Mesothelioma Cell Types
In addition to location and whether the disease is malignant or not, the type of cells also differs among mesotheliomas. Epithelial mesothelioma cells are organized and structured, as well as the most common cell types, accounting for about 50 to 75% of all cases. These types of cells can be seen microscopically as uniformly shaped, with an elongated pattern and visible nuclei. Epithelial mesothelioma cells are the ones that develop on any of the mesothelial linings.
Sarcomatoid mesothelioma cells are less common, verified in only seven to 20% of the cases. They are random and irregular, growing out of supportive structures like muscles or bones. Under the microscope, these cells are elongated and spindle-shaped, without a nucleus. The diagnosis of sarcomatoid mesothelioma cells is more difficult, since they resemble healthy tissue.

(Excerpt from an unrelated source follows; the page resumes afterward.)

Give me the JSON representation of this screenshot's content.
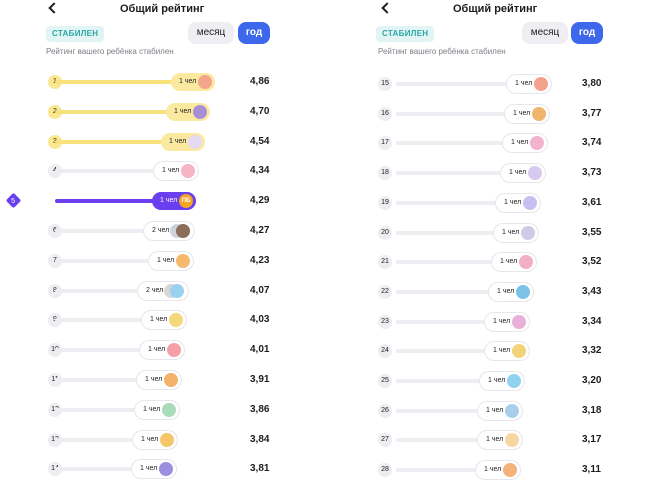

In addition, sarcomatoid mesothelioma cells are particularly resistant to treatment, resulting in a poor prognosis.
Biphasic mesothelioma means that the cells include a mix of both epithelials and sarcomatoids. It is the second most common cellular type of mesothelioma — the equivalent to 20 to 40% of the cases. Since the two types of cells are present, there is no specific structure, and despite the fact that both mesothelioma types are present, they tend to form in differentiated groups in different areas of the tumor. Treatment can be difficult due to the resistance of sarcomatoid mesothelioma cells, and it usually is based on multi-modal therapy that combines radiation and chemotherapy. Surgery is also an option, but only in early stages. In later stages of the disease, palliative care is more common.
Papillary mesothelioma or well-differentiated papillary mesothelioma (WDPM) cells are a rare variation of epithelioma cells. It is usually found in women, particularly the ones in reproductive ages. The papillary mesothelioma cells develop in the lining of the abdomen, known as the peritoneum, but they are benign in the majority of the cases. Among men, it can also develop in the tunica vaginalis, and in very rare cases in the pleura for both genders. This type of mesothelioma tends to be painless, it usually does not spread to other parts of the body, and the prognosis is generally favorable. Given the rarity of the disease, there is no standard course of treatment, but there are reports of successful treatment with either surgery, chemotherapy, or radiation therapy.